Respeto (Respect)
Dora Mueller, RN Aug 17, 2021
A Latina mother sits holding her 6-month-old son in the pediatric intensive care unit (PICU), visibly upset, tears rolling down her face as she kisses his forehead and states in a strong firm voice “All I ask of you is to respect my decision. I will never decide to remove life for my son, I couldn’t live with myself! Please do NOT ask me again what I wish to choose.”
“K” has been hospitalized his entire life, except for being home all of ten days, a time that was enjoyed by all of his loved ones. He was able to meet and visit family members, accompanied his mother shopping, went out to eat and ‘hung’ out at a wedding in his tux. “K” was diagnosed with a congenital disorder called glycosylation type 1C which is associated with brain malformation, refractory epilepsy, enteropathy, nephrotic syndrome and ultimately the cause of his current critical state of illness for the last three months. He lived in the neonatal intensive care unit before going home but his little body suffered a septic shock. This was further complicated by cardiac arrest, seizures, and aspiration events that led to intubation for several weeks and subsequently extubated successfully. He still lives in the PICU dependent on TPN/lipids, medication management for his intractable seizures, is frequently bagged and masked for his desaturations (<30%) to keep him comfortable while he lives in this chronic state.
Our palliative care team checks in to visit with “K’s” mama on a weekly basis, most recently she’s been taking care of herself by going home, minding over her house chores, feeding teenage children, but most importantly trying to live a quality of life for herself as best she can while her infant son remains in the hospital. She’s been asked over and over by the medical team to consider taking “K” home. She had thought about it, he was ‘somewhat’ stable at the hospital, but the questions lingered in her mind and heart, could I watch him die without me trying to ‘do something’ other than just hold him?
She spoke to other moms on the unit, one mother shared with her how she was taking her 3-year-old son home. She needed to care for him on her own terms, she was ready to take her son home, “K’s” mom only wished for the strength to do the same.
After multiple conversations with medical attendings, her husband and family it was decided that “K” would remain in the hospital because it was there that he would have another day to live. It was in the PICU that his mama could visit and hold him for several hours enjoying the warmth of his skin against hers, singing to him and telling him stories.
Both parents were realistic about his life expectancy, it wouldn’t be long before God would call him home, their hope was that they would be able to hold him for another day. A week or a month. You see, “K” is not the first child to experience this type of life with his family. Many other parents are living out a journey filled with what they see as respecting the life that has been given to their child. In the Latin culture family is important, as much as life is respected no matter what that may look like. Death is respected but it’s kept at bay by not speaking “of what it is or how it may look”. Often our conversations in Spanish are such that we share the ‘small talk’ of everyday life, getting to know each other from different walks of life. Intertwined in these conversations we speak of the child’s life, what it looks like being away from him, grieving the loss that is coming when the days of holding him for hours at the hospital cease to exist. We speak of the values in our Latin culture and the ‘respeto’ for death and life itself.

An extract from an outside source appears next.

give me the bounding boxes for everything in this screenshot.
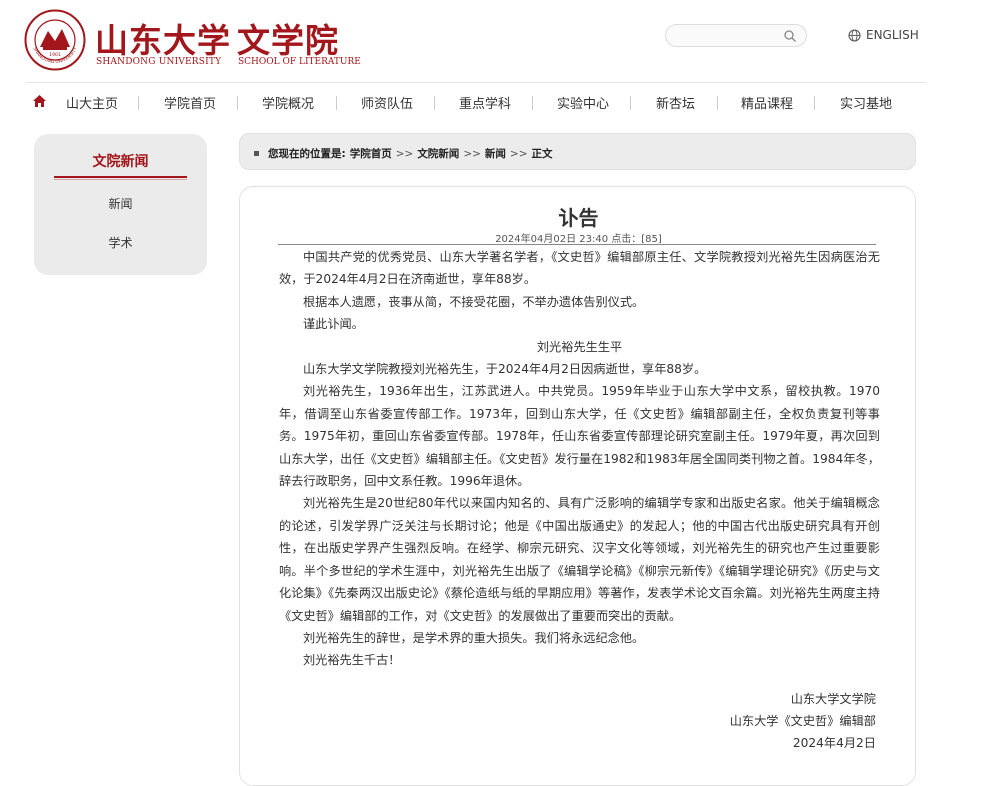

“K”, like many other children in this hospital will not grow to be ‘normal’ but he’s comfortable, in spite of the seizures he experiences and the “air of life” that is breathed into him to live another day, that is what his mother sees and feels. Many mothers’ sit and watch their medical team ponder outside their “fishbowl rooms” watching their faces for another glimpse of hope, yet catch the distressed, tired look of having to come and care for “K” again. It’s noticeable when “they” walk in halfheartedly to care for him or talk to the mother about ‘what to do next’. Each family has their unique goals and values about what they wish for their child. Palliative care is there to improve the quality of life for their child and family as they witness the serious illness that has invaded the life of their son/daughter.
“K” wasn’t the first of this family’s children to have death face them after birth, the parents had miscarried two other children and buried a five-month-old. Death was no stranger to this family, ‘respeto a la muerte’ (respect towards death) was strong to this faith filled Catholic Latin family. Advanced medical technology had given them the extra time to enjoy those few precious moments as parents, palliative care provided them with the extra layer of support and reassurance of a listening ear. The ‘respeto’ continues to be given, by honoring their journey through their circumstances as best we can through our skills as palliative care providers. We will move on with our lives, they have to go home with the burden of not having their child.